At the same time the press could act as a back up plan for us were we forced to rely on it — rather than the Web — as our only form of outside work.
That said, when my hubby asked me what I wanted for my birthday this past week I couldn’t help but say that the main thing on my mind was finally getting our own letterpress.
We perused online classifieds for what was out there. Unfortunately these were mostly far away and too heavy to affordably ship. But we figured that one might come to us if we kept our eyes out.
Finally flying
And lo and behold! After deciding to go antiquing on my birthday we happened on a sinfully well-priced 6 x 10 Chandler & Price Pilot Press and snagged it in an instant.
At last we have a restored, working press at our disposal. We can hardly believe it!

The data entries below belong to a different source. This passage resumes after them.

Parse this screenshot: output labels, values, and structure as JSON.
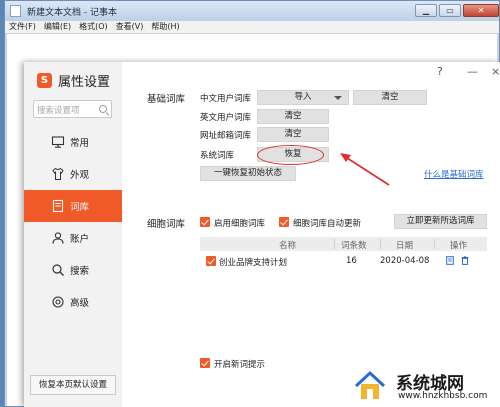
{
  "notepad": {
    "title": "新建文本文档 - 记事本",
    "menu": [
      "文件(F)",
      "编辑(E)",
      "格式(O)",
      "查看(V)",
      "帮助(H)"
    ]
  },
  "dialog": {
    "title": "属性设置",
    "logo_letter": "S",
    "help": "?",
    "minimize": "—",
    "close": "×",
    "search_placeholder": "搜索设置项",
    "nav": [
      {
        "label": "常用",
        "icon": "monitor-icon"
      },
      {
        "label": "外观",
        "icon": "shirt-icon"
      },
      {
        "label": "词库",
        "icon": "book-icon",
        "active": true
      },
      {
        "label": "账户",
        "icon": "user-icon"
      },
      {
        "label": "搜索",
        "icon": "search-icon"
      },
      {
        "label": "高级",
        "icon": "gear-icon"
      }
    ],
    "reset_page": "恢复本页默认设置"
  },
  "basic": {
    "title": "基础词库",
    "cn_label": "中文用户词库",
    "cn_import": "导入",
    "cn_clear": "清空",
    "en_label": "英文用户词库",
    "en_clear": "清空",
    "url_label": "网址邮箱词库",
    "url_clear": "清空",
    "sys_label": "系统词库",
    "sys_restore": "恢复",
    "restore_all": "一键恢复初始状态",
    "what_link": "什么是基础词库"
  },
  "cell": {
    "title": "细胞词库",
    "enable": "启用细胞词库",
    "auto_update": "细胞词库自动更新",
    "update_now": "立即更新所选词库",
    "columns": [
      "名称",
      "词条数",
      "日期",
      "操作"
    ],
    "rows": [
      {
        "name": "创业品牌支持计划",
        "count": "16",
        "date": "2020-04-08"
      }
    ],
    "new_word_tip": "开启新词提示"
  },
  "watermark": {
    "text": "系统城网",
    "url": "www.hnzkhbsb.com"
  },
  "colors": {
    "accent": "#f05a28",
    "link": "#2a6ad8",
    "callout": "#e0302b"
  }
}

Now, we have only to learn to use it, acquire type and blocks, and get to work making a bunch of stuff — cards for family members, business cards for ourselves, tags for my design products, and bottle labels for his home brews — as we master the art of manual print.
By getting together with others and learning from their knowledge (the Virginia Arts of the Book Center is in nearby Charlottesville, Va.) we ought to be able to take the hobby into some business applications before too long. That will help us feel we have an old-world skill in our back pocket and at the ready should we ever need it.
In the meantime, there’s nothing wrong with a little old fashioned fun!